As a packaging professional, you likely have learned technical data about various materials and how each performs to protect what it holds.

Kaylor Hildenbrand
Kaylor Hildenbrand

Or maybe you are able to operate complicated machinery and quote line speeds in your sleep. If you are in packaging on the brand side, your focus might be on how the packaging presents the product on shelf, or perhaps you are charged with creating efficiencies in the supply chain. All great things, but packaging serves two masters.

Packaging is essentially a Consumer Packaged Goods company’s hardest working employee, a true brand ambassador. Serving the product, along with the corporate agenda and logistics, is a given. Ultimately, however, packaging must serve the consumer. Packaging should be designed for people, not products. Will your packaging disappoint or delight?

Packaging is the one piece of marketing and branding that gets to live alongside the consumer in the home. Play nice and your brand stands a good chance of being invited back. Studies have shown that packaging has a significant impact on initial and repeat purchase behaviors. Shelf pop and clear communication in those few seconds a package has the opportunity to catch a consumer’s eye is important. Beyond that, function is critical.

What do consumers want most from packaging? Ease of use, convenience—functional properties. In what area are consumers least satisfied with packaging overall? Ease of use, convenience—functional properties.
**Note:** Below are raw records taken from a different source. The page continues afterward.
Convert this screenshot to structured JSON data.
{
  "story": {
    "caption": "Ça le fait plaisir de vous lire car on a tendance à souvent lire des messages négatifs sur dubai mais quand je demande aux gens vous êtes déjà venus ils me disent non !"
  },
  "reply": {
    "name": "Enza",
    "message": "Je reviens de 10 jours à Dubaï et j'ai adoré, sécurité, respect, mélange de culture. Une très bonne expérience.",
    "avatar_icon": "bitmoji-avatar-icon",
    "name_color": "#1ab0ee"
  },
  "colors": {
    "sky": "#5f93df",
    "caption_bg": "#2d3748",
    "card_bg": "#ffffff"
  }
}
Where’s the disconnect?

Consumers are the end users, and yet conducting hands-on, in-home packaging research with consumers is not always top of mind when timelines and budgets are crunched. What some fail to realize is that investing upfront in consumer insights can uncover opportunities, decipher challenges, and prevent major missteps. The right packaging can strengthen brand image, create new usage occasions, increase consumption, add value, and delight the consumer.

Delighting the consumer sounds simple, but is it? It can be. The following tips show how:

• Make it quick to find and identify. Color and messaging are top of mind, but form (shape) also plays into that split-second communication. Is it unique, disruptive, or one of the crowd? Some iconic brands can be identified in silhouette. Make the shape consistent with the product and brand. A hard-core cleaning agent is not likely to be perceived as intended in a curvy, feminine bottle. Prevent the disconnect.
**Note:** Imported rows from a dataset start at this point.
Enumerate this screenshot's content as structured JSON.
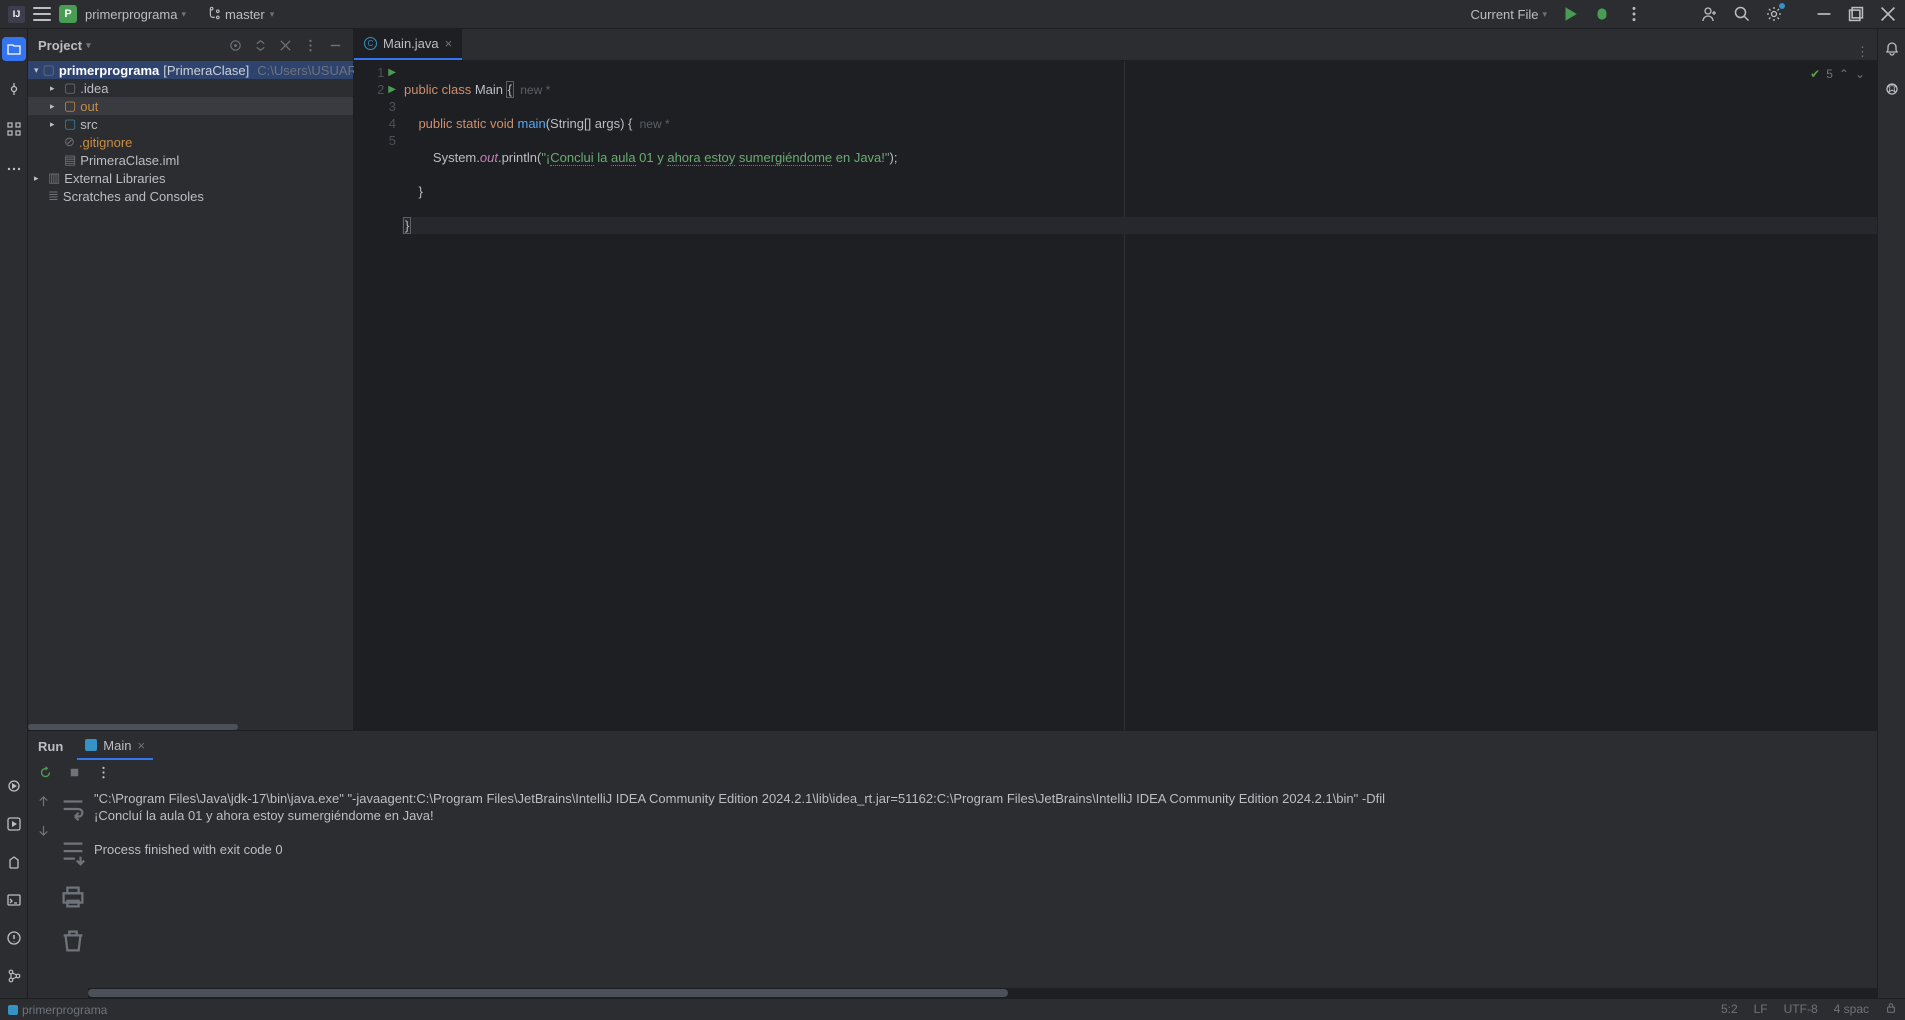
{
  "titlebar": {
    "app_badge": "IJ",
    "project_badge": "P",
    "project_name": "primerprograma",
    "branch": "master",
    "run_config": "Current File"
  },
  "project_panel": {
    "title": "Project",
    "tree": {
      "root_name": "primerprograma",
      "root_alias": "[PrimeraClase]",
      "root_path": "C:\\Users\\USUARIO\\Deskt",
      "idea": ".idea",
      "out": "out",
      "src": "src",
      "gitignore": ".gitignore",
      "iml": "PrimeraClase.iml",
      "ext_lib": "External Libraries",
      "scratches": "Scratches and Consoles"
    }
  },
  "editor": {
    "tab_name": "Main.java",
    "lines": [
      "1",
      "2",
      "3",
      "4",
      "5"
    ],
    "code": {
      "l1_kw1": "public",
      "l1_kw2": "class",
      "l1_cls": "Main",
      "l1_brace": "{",
      "l1_inlay": "new *",
      "l2_kw1": "public",
      "l2_kw2": "static",
      "l2_kw3": "void",
      "l2_method": "main",
      "l2_sig": "(String[] args) {",
      "l2_inlay": "new *",
      "l3_sys": "System.",
      "l3_out": "out",
      "l3_print": ".println(",
      "l3_str_open": "\"¡",
      "l3_t1": "Conclui",
      "l3_p1": " la ",
      "l3_t2": "aula",
      "l3_p2": " 01 y ",
      "l3_t3": "ahora",
      "l3_p3": " ",
      "l3_t4": "estoy",
      "l3_p4": " ",
      "l3_t5": "sumergiéndome",
      "l3_p5": " en Java!\"",
      "l3_close": ");",
      "l4": "    }",
      "l5_brace": "}"
    },
    "inspections": "5"
  },
  "run_panel": {
    "title": "Run",
    "tab": "Main",
    "output_line1": "\"C:\\Program Files\\Java\\jdk-17\\bin\\java.exe\" \"-javaagent:C:\\Program Files\\JetBrains\\IntelliJ IDEA Community Edition 2024.2.1\\lib\\idea_rt.jar=51162:C:\\Program Files\\JetBrains\\IntelliJ IDEA Community Edition 2024.2.1\\bin\" -Dfil",
    "output_line2": "¡Concluí la aula 01 y ahora estoy sumergiéndome en Java!",
    "output_line3": "",
    "output_line4": "Process finished with exit code 0"
  },
  "statusbar": {
    "module": "primerprograma",
    "cursor": "5:2",
    "line_sep": "LF",
    "encoding": "UTF-8",
    "indent": "4 spac"
  }
}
• Get picked up. At shelf, can the shopper grab your package with one hand? Or does it require two? (Does that busy mom drop the child or the phone?) Pull people in. Get them to touch the package and you are much closer to being chosen. Soft-touch package finishes have received a lot of attention lately.
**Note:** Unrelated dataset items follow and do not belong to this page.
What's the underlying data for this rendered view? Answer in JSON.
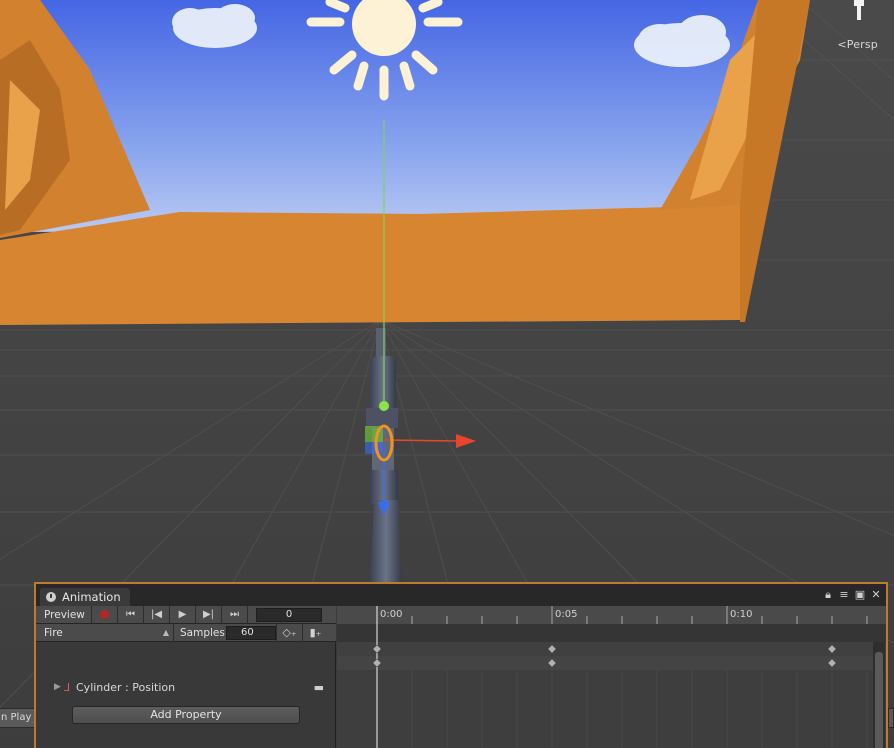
{
  "scene": {
    "camera_label": "Persp",
    "gizmo_icon": "light-gizmo-icon"
  },
  "left_stub": {
    "label": "n Play"
  },
  "animation_window": {
    "tab_title": "Animation",
    "tab_icon": "clock-icon",
    "window_controls": [
      "lock-icon",
      "menu-icon",
      "maximize-icon",
      "close-icon"
    ],
    "toolbar": {
      "preview_label": "Preview",
      "record_icon": "record-icon",
      "first_key_icon": "first-keyframe-icon",
      "prev_key_icon": "prev-keyframe-icon",
      "play_icon": "play-icon",
      "next_key_icon": "next-keyframe-icon",
      "last_key_icon": "last-keyframe-icon",
      "frame_value": "0"
    },
    "toolbar2": {
      "clip_name": "Fire",
      "samples_label": "Samples",
      "samples_value": "60",
      "add_keyframe_icon": "add-keyframe-icon",
      "add_event_icon": "add-event-icon"
    },
    "properties": [
      {
        "label": "Cylinder : Position",
        "icon": "transform-icon"
      }
    ],
    "add_property_label": "Add Property",
    "timeline": {
      "time_labels": [
        "0:00",
        "0:05",
        "0:10"
      ],
      "playhead_time": "0:00",
      "keyframe_times_seconds": [
        0,
        5,
        13
      ]
    }
  },
  "colors": {
    "accent_border": "#c07a2c",
    "record": "#b52626",
    "sky_top": "#4f6fe0",
    "terrain": "#d98a33"
  }
}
• Try to fit in at home. Packaging should be easily stored and accessible. It should appeal to the purchaser when they “shop” the pantry or the refrigerator—competition continues at home.

• People want easy. Packaging should be intuitive—no instructions required. It should be easy to open every time, for everyone (as appropriate—children, seniors, those with vision or dexterity challenges, etc.). Accessing the product should be simple whether it is by reaching in (will a man’s hand fit?), pouring (does it pour smoothly or splash?) or shaking (does the flip-top lid fall down and block the opening?).

• Keep it neat. It should look nice and not messy, torn or crumpled after use (even in the pantry). Quality counts in how it represents the brand.

• Protect the product, all of it. Deliver a fresh product and help people keep it that way. Without a secure reclose or reseal feature, there can be waste and added aggravation. Or consumers simply transfer your product to another container and toss the brand identity.

• Less is more. Avoid over-packaging and make it easy for those consumers who embrace environmentally friendly practices to do so.

Ask, explore, understand—that is qualitative research. From consumers, we learn what they like and don’t like, what works and what doesn’t. We can also learn from and find inspiration in their organic behaviors and how they compensate for shortcomings. Through interactive ethnography, in-home use tests, consumer conversations, and other research methods available to you through a professional consultant, the path to delight emerges.